子どもの頃からなりたかった教員を目指して、教員試験を受けるも、就職氷河期で県内の枠は一つだけで、挑戦はあえなく失敗。しかし、それにめげることなく、何とか教育関係の仕事に就きたい一心で、兵庫教育大学大学院で教育学の修士を取得した。民間の教育関係出版社で営業や、企画開発、教材開発などに携わる。そこでデザインに興味を抱き、35歳で転職。印刷会社に勤務する傍ら、副業で似顔絵師の仕事を始める。さらには、教える仕事もしたいと、チラシや名刺の作り方セミナーをビジネスマンや教師を対象に開催。
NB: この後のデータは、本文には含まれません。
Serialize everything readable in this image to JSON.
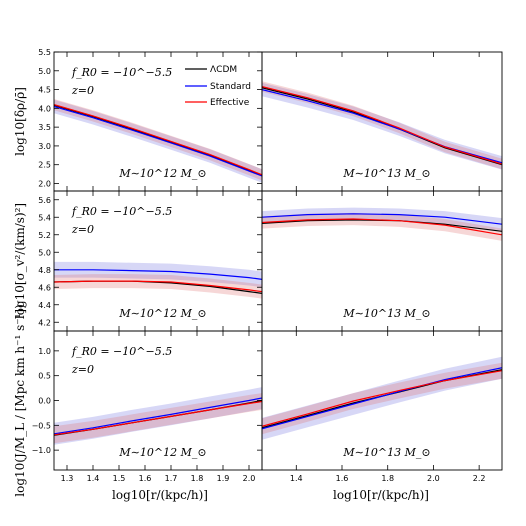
{
  "chart_data": {
    "type": "line",
    "legend": {
      "placement": "top-center",
      "entries": [
        {
          "label": "ΛCDM",
          "color": "#000000"
        },
        {
          "label": "Standard",
          "color": "#0000ff"
        },
        {
          "label": "Effective",
          "color": "#ff0000"
        }
      ]
    },
    "xlabel": "log10[r/(kpc/h)]",
    "colors": {
      "lcdm": "#000000",
      "standard": "#0000ff",
      "effective": "#ff0000",
      "band_std": "#6f6fe0",
      "band_eff": "#e07070"
    },
    "grid": false,
    "annotations": {
      "fr0": "f_R0 = −10^−5.5",
      "z": "z=0",
      "mass_left": "M∼10^12 M_⊙",
      "mass_right": "M∼10^13 M_⊙"
    },
    "panels": [
      {
        "id": "density",
        "column": 0,
        "row": 0,
        "ylabel": "log10[δρ/ρ̄]",
        "xlim": [
          1.25,
          2.05
        ],
        "ylim": [
          1.8,
          5.5
        ],
        "yticks": [
          "2.0",
          "2.5",
          "3.0",
          "3.5",
          "4.0",
          "4.5",
          "5.0",
          "5.5"
        ],
        "x": [
          1.25,
          1.4,
          1.55,
          1.7,
          1.85,
          2.0,
          2.05
        ],
        "lcdm": [
          4.08,
          3.78,
          3.45,
          3.1,
          2.75,
          2.35,
          2.22
        ],
        "standard": [
          4.05,
          3.75,
          3.42,
          3.08,
          2.73,
          2.33,
          2.2
        ],
        "effective": [
          4.1,
          3.8,
          3.47,
          3.12,
          2.77,
          2.37,
          2.23
        ],
        "band_std_halfwidth": 0.18,
        "band_eff_halfwidth": 0.15
      },
      {
        "id": "density",
        "column": 1,
        "row": 0,
        "xlim": [
          1.25,
          2.3
        ],
        "ylim": [
          1.8,
          5.5
        ],
        "x": [
          1.25,
          1.45,
          1.65,
          1.85,
          2.05,
          2.3
        ],
        "lcdm": [
          4.55,
          4.25,
          3.9,
          3.45,
          2.95,
          2.5
        ],
        "standard": [
          4.5,
          4.2,
          3.87,
          3.45,
          2.98,
          2.55
        ],
        "effective": [
          4.58,
          4.28,
          3.93,
          3.48,
          2.97,
          2.52
        ],
        "band_std_halfwidth": 0.18,
        "band_eff_halfwidth": 0.14
      },
      {
        "id": "sigma",
        "column": 0,
        "row": 1,
        "ylabel": "log10[σ_v²/(km/s)²]",
        "xlim": [
          1.25,
          2.05
        ],
        "ylim": [
          4.1,
          5.7
        ],
        "yticks": [
          "4.2",
          "4.4",
          "4.6",
          "4.8",
          "5.0",
          "5.2",
          "5.4",
          "5.6"
        ],
        "x": [
          1.25,
          1.4,
          1.55,
          1.7,
          1.85,
          2.0,
          2.05
        ],
        "lcdm": [
          4.66,
          4.67,
          4.67,
          4.65,
          4.61,
          4.55,
          4.53
        ],
        "standard": [
          4.8,
          4.8,
          4.79,
          4.78,
          4.75,
          4.71,
          4.69
        ],
        "effective": [
          4.66,
          4.67,
          4.67,
          4.66,
          4.62,
          4.57,
          4.55
        ],
        "band_std_halfwidth": 0.09,
        "band_eff_halfwidth": 0.08
      },
      {
        "id": "sigma",
        "column": 1,
        "row": 1,
        "xlim": [
          1.25,
          2.3
        ],
        "ylim": [
          4.1,
          5.7
        ],
        "x": [
          1.25,
          1.45,
          1.65,
          1.85,
          2.05,
          2.3
        ],
        "lcdm": [
          5.33,
          5.36,
          5.37,
          5.36,
          5.32,
          5.24
        ],
        "standard": [
          5.4,
          5.43,
          5.44,
          5.43,
          5.4,
          5.32
        ],
        "effective": [
          5.34,
          5.37,
          5.38,
          5.36,
          5.31,
          5.2
        ],
        "band_std_halfwidth": 0.07,
        "band_eff_halfwidth": 0.07
      },
      {
        "id": "angmom",
        "column": 0,
        "row": 2,
        "ylabel": "log10(J/M_L / [Mpc km h⁻¹ s⁻¹])",
        "xlim": [
          1.25,
          2.05
        ],
        "ylim": [
          -1.4,
          1.4
        ],
        "yticks": [
          "−1.0",
          "−0.5",
          "0.0",
          "0.5",
          "1.0"
        ],
        "xticks": [
          "1.3",
          "1.4",
          "1.5",
          "1.6",
          "1.7",
          "1.8",
          "1.9",
          "2.0"
        ],
        "x": [
          1.25,
          1.4,
          1.55,
          1.7,
          1.85,
          2.0,
          2.05
        ],
        "lcdm": [
          -0.7,
          -0.58,
          -0.45,
          -0.32,
          -0.19,
          -0.05,
          0.0
        ],
        "standard": [
          -0.67,
          -0.55,
          -0.41,
          -0.28,
          -0.14,
          0.0,
          0.05
        ],
        "effective": [
          -0.69,
          -0.58,
          -0.45,
          -0.32,
          -0.19,
          -0.06,
          -0.02
        ],
        "band_std_halfwidth": 0.22,
        "band_eff_halfwidth": 0.17
      },
      {
        "id": "angmom",
        "column": 1,
        "row": 2,
        "xlim": [
          1.25,
          2.3
        ],
        "ylim": [
          -1.4,
          1.4
        ],
        "xticks": [
          "1.4",
          "1.6",
          "1.8",
          "2.0",
          "2.2"
        ],
        "x": [
          1.25,
          1.45,
          1.65,
          1.85,
          2.05,
          2.3
        ],
        "lcdm": [
          -0.55,
          -0.3,
          -0.05,
          0.17,
          0.4,
          0.62
        ],
        "standard": [
          -0.57,
          -0.32,
          -0.07,
          0.18,
          0.42,
          0.66
        ],
        "effective": [
          -0.52,
          -0.27,
          -0.01,
          0.2,
          0.4,
          0.6
        ],
        "band_std_halfwidth": 0.22,
        "band_eff_halfwidth": 0.16
      }
    ]
  }
}
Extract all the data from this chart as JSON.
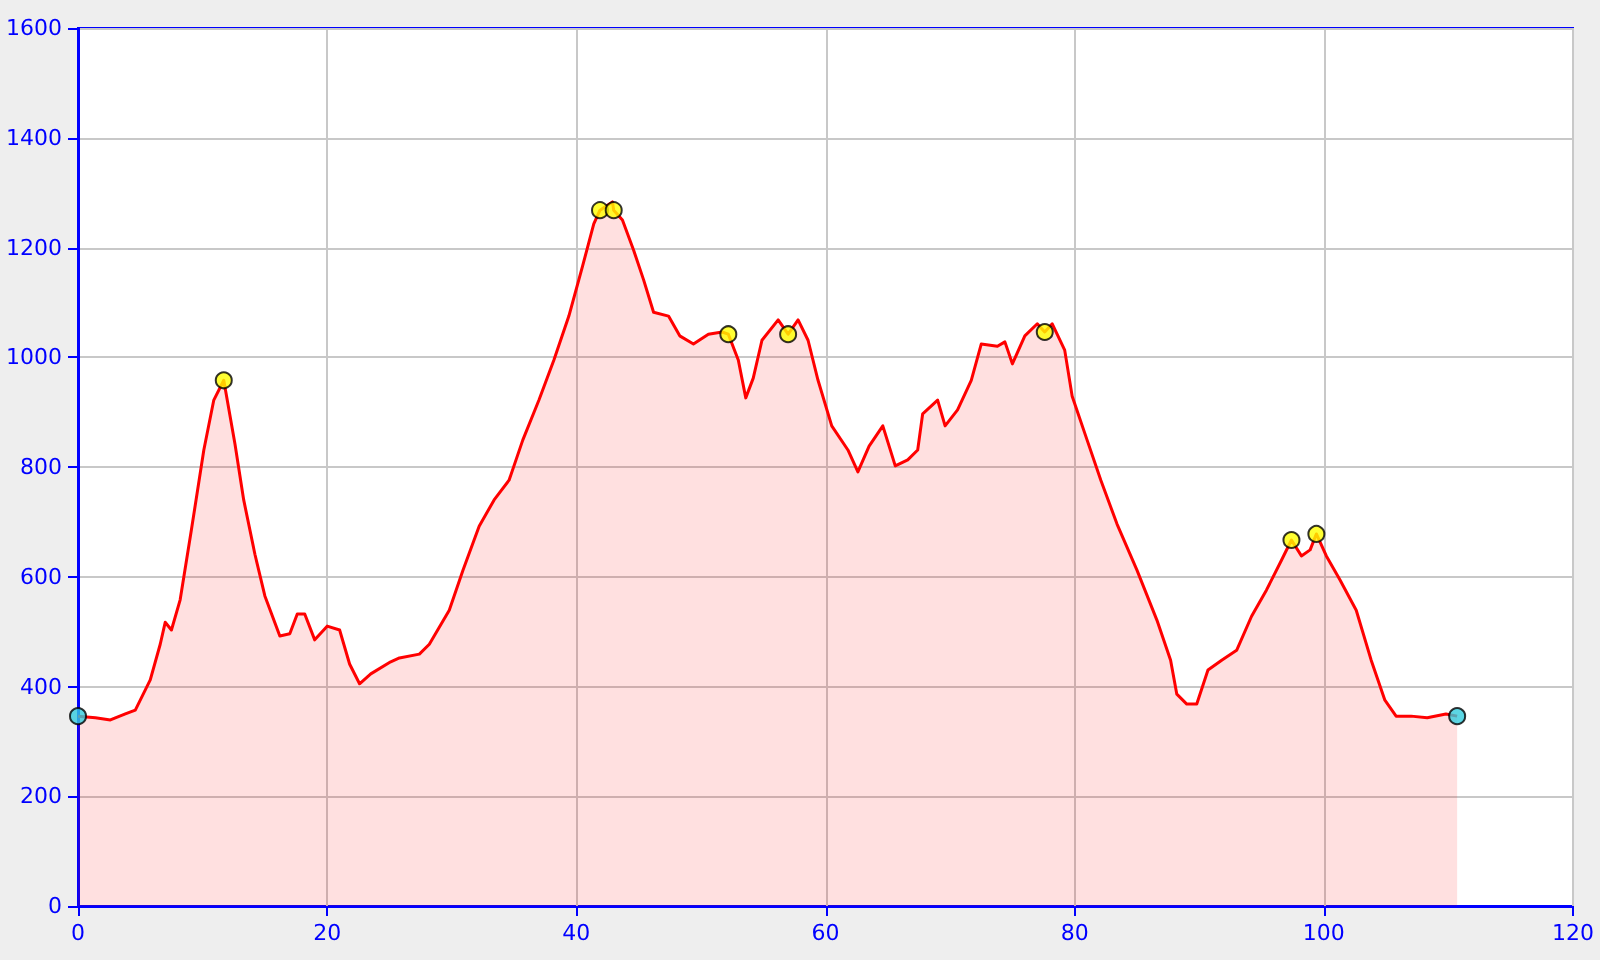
{
  "chart_data": {
    "type": "area",
    "xlim": [
      0,
      120
    ],
    "xticks": [
      0,
      20,
      40,
      60,
      80,
      100,
      120
    ],
    "ylim": [
      0,
      1600
    ],
    "yticks": [
      0,
      200,
      400,
      600,
      800,
      1000,
      1200,
      1400,
      1600
    ],
    "grid": true,
    "series": [
      {
        "color": "#ff0000",
        "marker": "none",
        "x": [
          0,
          1.4,
          2.6,
          3.8,
          4.6,
          5.8,
          6.6,
          7.0,
          7.5,
          8.2,
          9.1,
          10.1,
          10.9,
          11.7,
          12.6,
          13.3,
          14.2,
          15.0,
          16.2,
          17.0,
          17.6,
          18.2,
          19.0,
          20.0,
          21.0,
          21.8,
          22.6,
          23.5,
          25.1,
          25.8,
          27.4,
          28.2,
          29.8,
          30.9,
          32.2,
          33.4,
          34.6,
          35.7,
          37.0,
          38.2,
          39.4,
          40.5,
          41.4,
          41.9,
          42.9,
          43.0,
          43.7,
          44.6,
          45.4,
          46.2,
          47.4,
          48.3,
          49.4,
          50.6,
          51.7,
          52.2,
          53.0,
          53.6,
          54.2,
          54.9,
          56.2,
          57.0,
          57.8,
          58.6,
          59.4,
          60.5,
          61.8,
          62.6,
          63.5,
          64.6,
          65.6,
          66.6,
          67.4,
          67.8,
          69.0,
          69.6,
          70.6,
          71.7,
          72.5,
          73.8,
          74.4,
          75.0,
          76.0,
          77.0,
          77.6,
          78.2,
          79.2,
          79.8,
          81.0,
          82.1,
          83.4,
          85.0,
          86.6,
          87.7,
          88.2,
          89.0,
          89.8,
          90.7,
          91.8,
          93.0,
          94.2,
          95.4,
          96.6,
          97.4,
          98.2,
          98.9,
          99.4,
          100.2,
          101.3,
          102.6,
          103.8,
          104.9,
          105.8,
          107.0,
          108.3,
          109.8,
          110.7
        ],
        "values": [
          346,
          343,
          339,
          350,
          357,
          412,
          477,
          517,
          503,
          558,
          685,
          831,
          922,
          958,
          842,
          740,
          641,
          565,
          492,
          496,
          532,
          532,
          485,
          510,
          503,
          441,
          405,
          423,
          445,
          452,
          459,
          477,
          539,
          612,
          692,
          740,
          776,
          849,
          922,
          995,
          1075,
          1166,
          1243,
          1268,
          1283,
          1268,
          1250,
          1195,
          1141,
          1082,
          1075,
          1039,
          1024,
          1042,
          1046,
          1042,
          995,
          926,
          962,
          1031,
          1068,
          1042,
          1068,
          1031,
          958,
          875,
          831,
          791,
          838,
          875,
          802,
          813,
          831,
          897,
          922,
          875,
          904,
          958,
          1024,
          1020,
          1028,
          988,
          1039,
          1061,
          1046,
          1061,
          1013,
          929,
          849,
          776,
          696,
          612,
          521,
          448,
          386,
          368,
          368,
          430,
          448,
          466,
          528,
          576,
          630,
          667,
          638,
          649,
          678,
          638,
          594,
          539,
          448,
          375,
          346,
          346,
          343,
          350,
          346
        ]
      },
      {
        "type": "scatter",
        "marker": "circle",
        "x": [
          0,
          11.7,
          41.9,
          43.0,
          52.2,
          57.0,
          77.6,
          97.4,
          99.4,
          110.7
        ],
        "values": [
          346,
          958,
          1268,
          1268,
          1042,
          1042,
          1046,
          667,
          678,
          346
        ],
        "colors": [
          "#33ccdd",
          "#ffff00",
          "#ffff00",
          "#ffff00",
          "#ffff00",
          "#ffff00",
          "#ffff00",
          "#ffff00",
          "#ffff00",
          "#33ccdd"
        ]
      }
    ]
  }
}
コロナ流行と共に「絵を描いてオンラインで説明するとプレゼンテーションが上手くいくよ」をキーワードに授業を展開。するとこれが爆発的な人気を博し、多くのビジネスパーソンがオンラインで参加するようになった。

そこで、2021年6月に絵を描くことを仕事にしようと独立を決意。47歳の時だ。イラストレーターや漫画家としてはあまりにも後発だ。そこで、誰もがイラストを描けるようになり、それをコミュニケーションツールとして使ってもらえるようにしたいと「描くこと+教えること」を自分の仕事と位置づける。これまでの一般的に行われてきた「書く+話す」に、棒人間と命名した絵が加わることで、思考が整理され、コミュニケーションスキルがアップしていくことを目標としている。立ち上げた看板は「イラストプレゼン研究所」だ。
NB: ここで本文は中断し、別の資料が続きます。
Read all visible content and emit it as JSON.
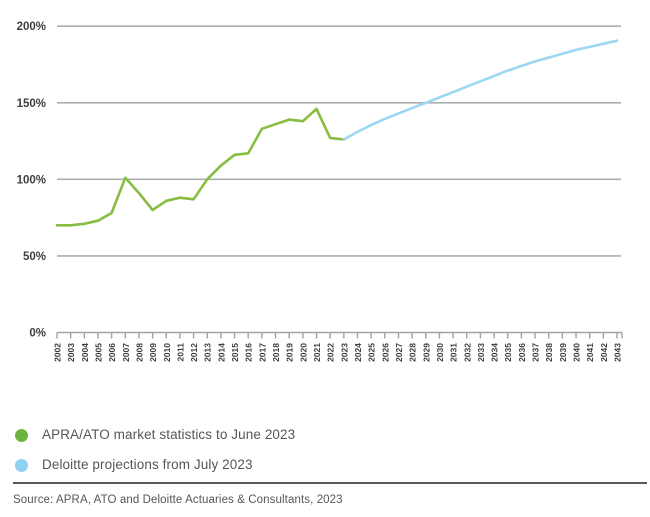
{
  "chart_data": {
    "type": "line",
    "x_years": [
      2002,
      2003,
      2004,
      2005,
      2006,
      2007,
      2008,
      2009,
      2010,
      2011,
      2012,
      2013,
      2014,
      2015,
      2016,
      2017,
      2018,
      2019,
      2020,
      2021,
      2022,
      2023,
      2024,
      2025,
      2026,
      2027,
      2028,
      2029,
      2030,
      2031,
      2032,
      2033,
      2034,
      2035,
      2036,
      2037,
      2038,
      2039,
      2040,
      2041,
      2042,
      2043
    ],
    "series": [
      {
        "name": "APRA/ATO market statistics to June 2023",
        "color": "#87bd40",
        "start_year": 2002,
        "values": [
          70,
          70,
          71,
          73,
          78,
          101,
          91,
          80,
          86,
          88,
          87,
          100,
          109,
          116,
          117,
          133,
          136,
          139,
          138,
          146,
          127,
          126
        ]
      },
      {
        "name": "Deloitte projections from July 2023",
        "color": "#9cd7f4",
        "start_year": 2023,
        "values": [
          126,
          131,
          135.5,
          139.5,
          143,
          146.5,
          150,
          153.5,
          157,
          160.5,
          164,
          167.5,
          171,
          174,
          177,
          179.5,
          182,
          184.5,
          186.5,
          188.5,
          190.5
        ]
      }
    ],
    "ylim": [
      0,
      200
    ],
    "yticks": [
      0,
      50,
      100,
      150,
      200
    ],
    "ytick_labels": [
      "0%",
      "50%",
      "100%",
      "150%",
      "200%"
    ],
    "xlabel": "",
    "ylabel": "",
    "grid": "horizontal",
    "grid_color": "#aeaeae",
    "axis_color": "#a2a2a2",
    "tick_label_color": "#3d3e40",
    "legend_position": "bottom-left"
  },
  "legend": {
    "items": [
      {
        "label": "APRA/ATO market statistics to June 2023",
        "color": "#6cb43e"
      },
      {
        "label": "Deloitte projections from July 2023",
        "color": "#8dd0f1"
      }
    ]
  },
  "source": {
    "text": "Source: APRA, ATO and Deloitte Actuaries & Consultants, 2023"
  }
}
「棒人間」は丸い顔に棒で手足を描いただけのものだが、人間の動作の基本がわかっていないと描けない。そこには河尻さんが体育大学で学んだ強みが生きている。バイオメカニクスのモーションピクチャーを扱った経験、さらには解剖生理学に基づく基本的な人間の動き方を習得していることが役立っているのだ。

今では一般のビジネスパーソンだけではなく、理学療法士やスポーツ指導者など、人間の身体にかかわる仕事に従事する人たちもセミナーを受講するようになっている。こうしたイラストとともに説明をしてもらえる患者や子どもたちは、説明されていることへの理解が進むこと間違いなしだろう。
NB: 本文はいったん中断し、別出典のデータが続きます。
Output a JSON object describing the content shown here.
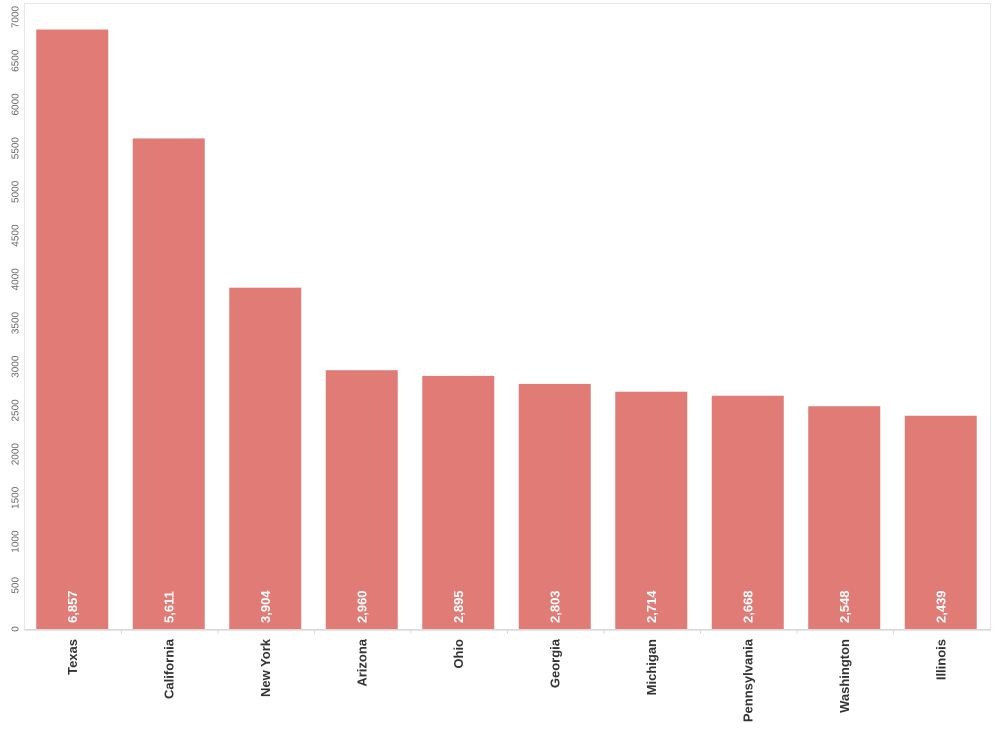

日本国内の需要だけではなく、一昨年からフランスの日本語学科の高校生や、イタリアのベネツィア大学の学生を対象として、日本の文化紹介の一環としてリモートで授業を行っている。日本のアニメ文化が浸透している欧州だけに、若者たちは河尻さんの授業に食いついてくるという。

2023年2月には初めての著書が出版される。タイトルは「棒人間 活用法」で、イラストが仕事の現場でどう使われるとよいかというビジネス書のジャンルに入るものだ。世の中、パソコンのパワーポイントなどを使ってのプレゼンテーションが全盛だが、こうしたイラストを自分で描けるとずいぶんと訴求力も変わってきそうだと思わせてくれる。
好きなことを仕事にできる喜びと、後悔しない生き方をしたいという想いを抱きながら、河尻さんは、時代のニーズに合わせて自分の生きる位置をしっかりと見つめている。

(スポーツ文化ジャーナリスト 宮嶋 泰子)

※所属およびインタビュー内容は、取材当時のものです。